9. Yavaş mümkün ileri hareket doku dilimleme başlayın. Tüm doku koronal bölümü aracılığıyla, nazik bir fırça ya da kırık bir cam dilim bıçak uzaklaşmaya, cilalı pipet lastik bir ampul ile bir ucunda uygun ateşledi.
10. Alt 300-500 mikron adımları sahne ve tekrar dilim. Anatomik imzaları beyin sapı doku görünür olana kadar bu işlemi tekrarlayın. Şu anda, 200-1000 mm dilim beyin sapı işitsel yapıları içeren doku, doku ve deneysel ihtiyaçları yaşına bağlı olarak, kalınlıkları.
11. Dikkatli bir şekilde korumak, yani dilimleme amacıyla kullanılabilir dilim ^1. dilim devrenin en kaudal bölge (düşük frekanslı ses işleme) temsil eden ve son dilim en rostral bölümü (yüksek frekanslı processi temsil ederng) *.
    * Not: kültür kullanmak için dilimleri yerleşim için, bölüm 6 gitmek. In-vitro fizyoloji depolama için, bir sonraki bölüme bakın.

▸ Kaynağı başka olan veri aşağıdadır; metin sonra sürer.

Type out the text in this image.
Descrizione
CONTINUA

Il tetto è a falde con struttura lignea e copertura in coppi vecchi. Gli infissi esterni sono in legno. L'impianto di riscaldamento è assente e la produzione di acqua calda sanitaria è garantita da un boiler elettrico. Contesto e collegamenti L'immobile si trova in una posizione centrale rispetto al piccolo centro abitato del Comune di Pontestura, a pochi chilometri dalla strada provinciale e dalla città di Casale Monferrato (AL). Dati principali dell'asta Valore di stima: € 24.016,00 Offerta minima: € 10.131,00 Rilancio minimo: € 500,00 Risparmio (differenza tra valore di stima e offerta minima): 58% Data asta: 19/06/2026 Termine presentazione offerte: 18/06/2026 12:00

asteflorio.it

5. In-vitro Fizyolojisi Dilim Depolama

1. Her hayvan, tavuk embriyo ve dilim kalınlığı yaşına bağlı olarak 1 ila 6 dilim vermelidir.
2. Yavaşça lastik bir ampul bir ucuna monte yangın parlatılmış cam pipet kullanarak odasında tek tek dilimleri yerleştirin. Odası numaralı olmalıdır. Bazı tonotopic özgüllük (örneğin, 1 kamara en kaudal dilim ve son odasında en rostral dilim) korumak için, yanı başına sadece bir dilim koyun. Odası ACSF ile dolu ve sürekli olarak% 95 O ₂ /% 5 CO ₂ (pH 7.4, ozmolarite 295-310 mOsm / l) oluşan bir karışım ile kabarmış olmalıdır.
3. Dilimleri, yaklaşık 1 saat (36 ° C) ılık bir banyo odasının koyarak gelmesini sağlayınız.
4. Ilık bir banyo odasının çıkartın ve oda sıcaklığında yaklaşık yarım saat dinlenmek için izin.
5. Oda sıcaklığında yarım saat sonra, dilimler elektrofizyolojik deneyler için bir mikroskop üzerine monte ~ 0.5 mL kayıt odasına tutarak odasına transfer olabilir.
6. Dilimler çıkarıldıktan sonra sıcak bir banyo ~ 6 saate kadar kullanılmış olabilir.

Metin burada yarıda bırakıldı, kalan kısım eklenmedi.